Our readers support us. This post may contain affiliate links. We earn from qualifying purchases. Learn More
For thousands of years, people have been keeping track of their horse’s bloodlines. Humans bred the fastest, strongest and most beautiful horses to meet their needs. Often, people kept better track of their horse’s lineages than their own.
Today, many people know their horse’s pedigree. When people buy a horse, they often receive the horse’s registration papers with the purchase. These papers provide an insight to the horse’s family tree.
There are many terms used when referring to a horse’s breeding and pedigree. Understanding these terms will allow you to get a better understanding of how family dynamics work in the world of horses.
What is a Sire and Dam?
Sire and dam are the two most common terms people use when discussing a horse’s pedigree. A sire and dam refer to a horse’s parents. Just as you refer to your parents as mom and dad, a horse’s parents are referred to as a dam and sire.
A sire is a term used to describe the father of a horse. A sire can also be referred to as a stud. A stud is an uncastrated male horse, also known as a stallion, that is being used for breeding.
You will often hear that a sire has a stud fee, which is how much it costs to breed your mare to him, or will be standing as a stud, meaning that he is currently available for breeding.
A dam is the mother of a horse. A term you will also hear dams called is broodmares. A broodmare is a female horse, also known as a mare, that is used in breeding.
You can say that a horse is ‘by’ a sire. For a dam, you can say that a horse is ‘out of’ or ‘from’. These terms are not used interchangeably between sire and dam and are used when talking about a horse’s breeding.
Horse’s pedigrees are often written in the form of a chart. When looking at a horse’s pedigree, the sire’s line will be on top and the dam’s line will be on the bottom. Many horse’s pedigrees will go back for several generations, with some even going back hundreds of years.
Grandsire and Granddam
A sire’s father is a grandsire and a dam’s mother is a granddam. A grandsire can also be used to refer to the dam’s sire and a granddam can be used to refer to the sire’s dam. It is just like how you would refer to your own grandparents.

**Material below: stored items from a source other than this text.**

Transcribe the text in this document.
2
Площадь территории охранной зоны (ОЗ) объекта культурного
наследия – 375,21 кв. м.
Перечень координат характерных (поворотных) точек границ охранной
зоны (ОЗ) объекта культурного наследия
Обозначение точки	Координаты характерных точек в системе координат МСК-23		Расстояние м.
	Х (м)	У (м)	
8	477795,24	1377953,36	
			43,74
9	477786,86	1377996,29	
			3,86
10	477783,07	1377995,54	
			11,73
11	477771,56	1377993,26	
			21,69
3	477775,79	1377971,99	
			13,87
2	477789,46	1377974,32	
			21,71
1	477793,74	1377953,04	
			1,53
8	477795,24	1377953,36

Broodmare sire or damsire are used specifically to describe the dam’s sire. The line for a dam’s side is called the distaff, which refers to all the family of the dam.
Often people will spend more time and research on the sires in bloodlines, than the dams. This is because most people will breed their own mares to other people’s stallions, who have the desired traits they want in their horse.
Get and Progeny
Progeny refers to all the offspring of a horse. A successful sire can have hundreds of progeny in his lifetime.
A mare, however, can only have at most one foal a year and around 16 foals in her lifetime if she is bred regularly while fertile. In certain cases, a mare may have twins but that is a very rare occurrence.
Get is another term to refer to a sire’s offspring. Many people will research a stud’s get in order to find out what qualities of his confirmation passed on to them and how successful they are.
A horse may have several half-siblings from its sire’s side but likely won’t have many, if any, full siblings.
With today’s technology and science, a sire is able to have progeny all over the world. Lots of research goes into horse breeding, especially in racehorses, in order to produce the desired progeny. In many cases, the dam and sire of a horse never actually meet.
Dynamics of a Pedigree
Pedigrees play a big role in understanding a horse’s history. When reading a horse’s pedigree, it is important to know what things like sire, dam, grandsire and granddam mean. Understanding these key terms will help you get a better understanding of horse’s breeding.
Pedigrees are especially important in purebred horses, as many horse breed registries only include horses that are purebred. Knowing your horse’s family tree will allow you to know what breed they are and can even let you know what traits your horse may carry. Not only is knowing your horse’s dam and sire interesting but it also can help you get a better understanding of who your horse is.